Well, I'd see if everyone else is happy first, but personally that looks good to me.
Whats the difference between 200 and 290?
I also think that the first line should echo back the command with its arguments.
This would mean something like:
400 ERROR uknown /etc/foo 401 ERR <errno code> FILE NOT FOUND
Would it be better to have each minor error detail use a different number?
Thoughts?
Joel PS Like that trick with the stringstream
Timothy Brownawell wrote:
On 5/17/05, Joel Crisp <[EMAIL PROTECTED]> wrote:
Yep, a number at the beginning of each line. It lets you detect the start of the next header, distinguish different types of output easily, handle optional or repeated blocks of output etc. It also allows you to detect badly or prematurely terminated blocks, since the start of the next command will cause a reset.
Hmm...
200 success 250 output 290 done (successful)
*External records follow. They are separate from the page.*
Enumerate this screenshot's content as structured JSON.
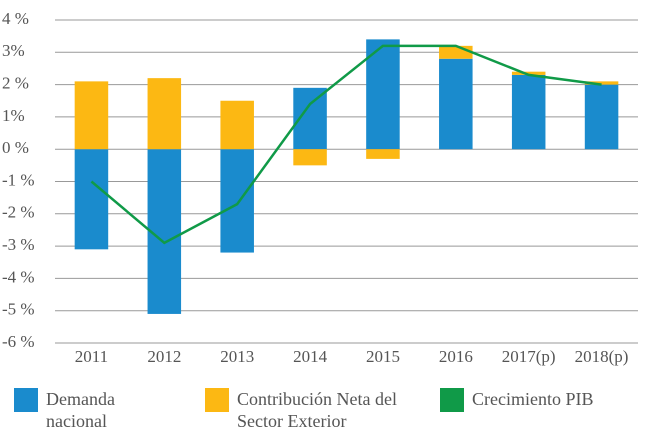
{
  "chart_data": {
    "type": "bar",
    "categories": [
      "2011",
      "2012",
      "2013",
      "2014",
      "2015",
      "2016",
      "2017(p)",
      "2018(p)"
    ],
    "series": [
      {
        "name": "Demanda nacional",
        "color": "#1a8bcd",
        "values": [
          -3.1,
          -5.1,
          -3.2,
          1.9,
          3.4,
          2.8,
          2.3,
          2.0
        ]
      },
      {
        "name": "Contribución Neta del Sector Exterior",
        "color": "#fcb813",
        "values": [
          2.1,
          2.2,
          1.5,
          -0.5,
          -0.3,
          0.4,
          0.1,
          0.1
        ]
      },
      {
        "name": "Crecimiento PIB",
        "color": "#109a48",
        "type": "line",
        "values": [
          -1.0,
          -2.9,
          -1.7,
          1.4,
          3.2,
          3.2,
          2.3,
          2.0
        ]
      }
    ],
    "ylim": [
      -6,
      4
    ],
    "yticks": [
      {
        "value": 4,
        "label": "4 %"
      },
      {
        "value": 3,
        "label": "3%"
      },
      {
        "value": 2,
        "label": "2 %"
      },
      {
        "value": 1,
        "label": "1%"
      },
      {
        "value": 0,
        "label": "0 %"
      },
      {
        "value": -1,
        "label": "-1 %"
      },
      {
        "value": -2,
        "label": "-2 %"
      },
      {
        "value": -3,
        "label": "-3 %"
      },
      {
        "value": -4,
        "label": "-4 %"
      },
      {
        "value": -5,
        "label": "-5 %"
      },
      {
        "value": -6,
        "label": "-6 %"
      }
    ],
    "grid": true,
    "legend": "bottom"
  }
}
400 error/general 410 error/syntax 420 error/unknown command 450 error text 490 done (not successful)
I think the change to the existing commands should be fairly minor, an extra %s at the start of the printf which is either "201 " or "" for each line.
After poking around a bit, it turns out to be even easier. Pass the command a stringstream instead of the real output, and run "prefix_lines_with" (transforms.hh) on it before printing.
I don't think stripping line prefixes is an insurmountable problem - after all, there are many other protocols which do something similar.